Extracellular vesicles of Limosilactobacillus fermentum SLAM216 ameliorate skin symptoms of atopic dermatitis by regulating gut microbiome on serotonin metabolism.

Abstract

Atopic dermatitis (AD) is a globally prevalent chronic inflammatory skin disorder. Its pathogenesis remains incompletely understood, resulting in considerable therapeutic challenges. Recent studies have highlighted the significance of the interaction between AD and gut microbiome. In this study, we investigated the effects of probiotic-derived extracellular vesicles on AD. Initially, we isolated and characterized extracellular vesicles from Limosilactobacillus fermentum SLAM 216 (LF216EV) and characterized their composition through multi-omics analysis. Gene ontology (GO) and pathway analysis classified LF216EV proteins into biological processes, molecular functions, and cellular components.
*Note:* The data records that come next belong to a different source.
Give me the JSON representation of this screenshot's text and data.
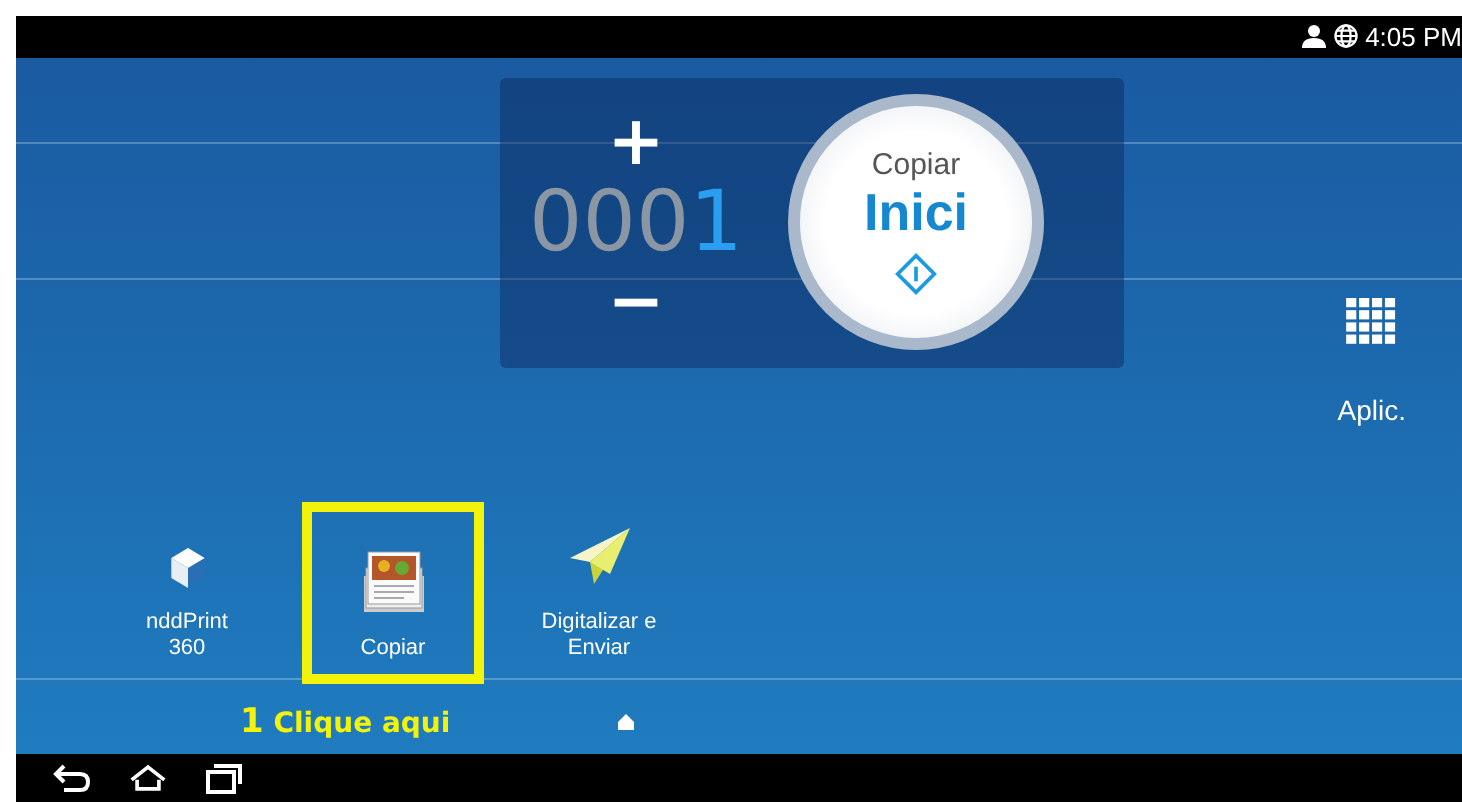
{
  "status_bar": {
    "time": "4:05 PM"
  },
  "copy_panel": {
    "count_leading": "000",
    "count_last": "1",
    "increase": "+",
    "decrease": "−",
    "start_button": {
      "title": "Copiar",
      "label": "Inici"
    }
  },
  "apps_button": {
    "label": "Aplic."
  },
  "apps": [
    {
      "kind": "cube",
      "label": "nddPrint 360",
      "highlighted": false
    },
    {
      "kind": "copy",
      "label": "Copiar",
      "highlighted": true
    },
    {
      "kind": "plane",
      "label": "Digitalizar e Enviar",
      "highlighted": false
    }
  ],
  "annotation": {
    "number": "1",
    "text": "Clique aqui"
  }
}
Importantly, specific abundance in linoleic, oleic, palmitic, sebacic, and stearic acids indicating upregulated fatty acid metabolism were observed by metabolomic analysis. Furthermore, featured lipid profiling including AcylGlcADG and ceramide were observed in LF216EV. Importantly, in an atopic dermatitis-like cell model induced by TNFα/IFNγ, LF216EV significantly modulated the expression of immune regulatory genes (TSLP, TNFα, IL-6, IL-1β, and MDC), indicating its potential functionality in atopic dermatitis. LF216EV alleviated AD-like phenotypes, such as redness, scaling/dryness, and excoriation, induced by DNCB. Histopathological analysis revealed that LF216EV decreased epidermal thickness and mast cell infiltration in the dermis. Furthermore, LF216EV administration reduced mouse scratching and depression-related behaviors, with a faster onset than the classical treatment with dexamethasone. In the quantitative real-time polymerase chain reaction (qRT-PCR) analysis, we observed a significant increase in the expression levels of htrb2c, sert, and tph-1, genes associated with serotonin, in the skin and gut of the LF216EV-treated group, along with a significant increase in the total serum serotonin levels. Gut microbiome analysis of the LF216EV-treated group revealed an altered gut microbiota profile. Correlation analysis revealed that the genera Limosilactobacillus and Desulfovibrio were associated with differences in the intestinal metabolites, including serotonin. Our findings demonstrate that LF216EV mitigates AD-like symptoms by promoting serotonin synthesis through the modulation of gut microbiota and metabolome composition.